We see manufacturers starting to deploy cloud-based execution models that depend on edge analytics to enable the seamless handover of data to enterprise applications and to achieve real-time visibility, supply chain integration, and increased operational flexibility.

IDC believes that the capability to collect and analyze data and provide derived insights immediately creates a revolution in support of organizational tasks. This is a key component of the aforementioned digital thread that supports most factory applications (manufacturing execution systems or MES, enterprise asset management or EAM, quality, materials handling, just-in-time, etc.) and links them with other enterprise applications (enterprise resource planning or ERP, supply chain management or SCM, product life-cycle management or PLM). And this is where IT/OT integration must happen. Converting raw data from the machine level into enterprise-grade information will transform and elevate the role of shop floors in manufacturing organizations and make them central in the fulfillment process.

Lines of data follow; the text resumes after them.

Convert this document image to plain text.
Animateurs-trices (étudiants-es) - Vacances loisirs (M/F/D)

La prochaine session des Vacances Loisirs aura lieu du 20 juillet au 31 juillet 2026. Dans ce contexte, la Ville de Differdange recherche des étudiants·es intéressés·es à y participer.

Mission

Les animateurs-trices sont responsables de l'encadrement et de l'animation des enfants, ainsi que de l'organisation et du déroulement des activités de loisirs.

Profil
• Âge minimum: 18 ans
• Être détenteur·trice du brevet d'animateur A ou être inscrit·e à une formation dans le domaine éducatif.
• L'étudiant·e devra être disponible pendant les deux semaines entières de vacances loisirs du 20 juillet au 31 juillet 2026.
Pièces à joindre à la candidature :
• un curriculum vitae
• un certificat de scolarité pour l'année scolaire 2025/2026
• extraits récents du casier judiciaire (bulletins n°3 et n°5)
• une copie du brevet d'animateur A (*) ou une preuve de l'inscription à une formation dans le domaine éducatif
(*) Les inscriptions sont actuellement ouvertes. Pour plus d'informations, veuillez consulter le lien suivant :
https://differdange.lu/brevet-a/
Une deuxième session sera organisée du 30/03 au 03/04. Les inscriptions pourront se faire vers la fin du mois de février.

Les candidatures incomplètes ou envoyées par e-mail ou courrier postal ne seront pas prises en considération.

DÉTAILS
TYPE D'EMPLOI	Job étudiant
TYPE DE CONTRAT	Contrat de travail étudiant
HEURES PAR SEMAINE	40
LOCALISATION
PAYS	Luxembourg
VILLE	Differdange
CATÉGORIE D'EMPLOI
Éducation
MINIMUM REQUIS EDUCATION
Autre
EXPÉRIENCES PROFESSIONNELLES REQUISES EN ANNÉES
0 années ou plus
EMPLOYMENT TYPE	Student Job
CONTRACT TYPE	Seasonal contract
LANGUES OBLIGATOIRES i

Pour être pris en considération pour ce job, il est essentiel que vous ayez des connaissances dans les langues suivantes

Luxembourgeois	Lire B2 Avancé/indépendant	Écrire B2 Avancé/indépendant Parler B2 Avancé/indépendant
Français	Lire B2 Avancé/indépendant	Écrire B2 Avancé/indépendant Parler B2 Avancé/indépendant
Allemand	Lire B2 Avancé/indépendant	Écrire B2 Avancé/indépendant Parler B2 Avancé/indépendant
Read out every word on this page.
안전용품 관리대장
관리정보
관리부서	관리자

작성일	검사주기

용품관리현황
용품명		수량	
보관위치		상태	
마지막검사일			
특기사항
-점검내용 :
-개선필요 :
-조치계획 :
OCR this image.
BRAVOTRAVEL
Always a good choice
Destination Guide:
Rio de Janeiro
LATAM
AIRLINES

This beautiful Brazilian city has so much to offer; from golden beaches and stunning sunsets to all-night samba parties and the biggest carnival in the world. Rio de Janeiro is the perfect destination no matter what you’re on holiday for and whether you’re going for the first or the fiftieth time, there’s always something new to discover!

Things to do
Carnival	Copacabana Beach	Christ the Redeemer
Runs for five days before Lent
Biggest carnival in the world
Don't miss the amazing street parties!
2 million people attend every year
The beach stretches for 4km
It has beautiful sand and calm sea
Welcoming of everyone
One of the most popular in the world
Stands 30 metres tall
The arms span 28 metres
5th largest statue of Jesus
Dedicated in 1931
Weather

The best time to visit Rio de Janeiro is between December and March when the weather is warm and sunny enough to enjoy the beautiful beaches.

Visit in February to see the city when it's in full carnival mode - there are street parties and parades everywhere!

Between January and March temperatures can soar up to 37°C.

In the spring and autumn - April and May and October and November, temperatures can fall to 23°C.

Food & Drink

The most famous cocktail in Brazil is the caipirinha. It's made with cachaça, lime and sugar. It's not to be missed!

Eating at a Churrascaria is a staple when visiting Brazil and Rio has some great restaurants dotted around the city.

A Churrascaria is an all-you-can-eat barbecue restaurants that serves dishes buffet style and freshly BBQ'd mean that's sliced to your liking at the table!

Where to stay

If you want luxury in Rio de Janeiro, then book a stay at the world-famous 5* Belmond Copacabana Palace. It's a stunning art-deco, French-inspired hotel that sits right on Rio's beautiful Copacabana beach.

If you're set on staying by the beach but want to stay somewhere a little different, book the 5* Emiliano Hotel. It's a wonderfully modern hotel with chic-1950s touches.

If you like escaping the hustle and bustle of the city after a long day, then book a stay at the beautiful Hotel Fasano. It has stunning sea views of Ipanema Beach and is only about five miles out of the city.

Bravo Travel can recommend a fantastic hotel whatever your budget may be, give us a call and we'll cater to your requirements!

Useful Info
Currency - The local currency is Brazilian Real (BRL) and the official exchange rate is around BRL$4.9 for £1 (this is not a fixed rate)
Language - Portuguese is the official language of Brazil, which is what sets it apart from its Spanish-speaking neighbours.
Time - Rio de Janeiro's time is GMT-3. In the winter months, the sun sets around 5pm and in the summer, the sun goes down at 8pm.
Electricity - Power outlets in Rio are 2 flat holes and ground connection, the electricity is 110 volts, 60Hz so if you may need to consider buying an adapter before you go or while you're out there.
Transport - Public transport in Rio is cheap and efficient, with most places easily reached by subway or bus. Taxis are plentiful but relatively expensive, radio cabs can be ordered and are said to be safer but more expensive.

Conclusion: Avoid Becoming a Digital Laggard

In the past few years, IDC has witnessed the evolution of digitization and the disruptions and opportunities it creates for business and society. Organizations of every size and industry must adapt to new technologies, new players, new ecosystems, and new ways of doing business. Digitalization acts as a force multiplier that creates faster, more dynamic, and competitive market places, widening the gap between the few thriving companies — the best performers that leverage their capabilities to create new digital products and services, expand digital ecosystems, and foster digitally savvy workforces — and the rest. To this end, not all manufacturers need to be at the same stage when it comes to digitization, as shown by the examples in this blog. But if they want to keep up with the competition, let alone stay relevant, they need to invest in a digital road map now.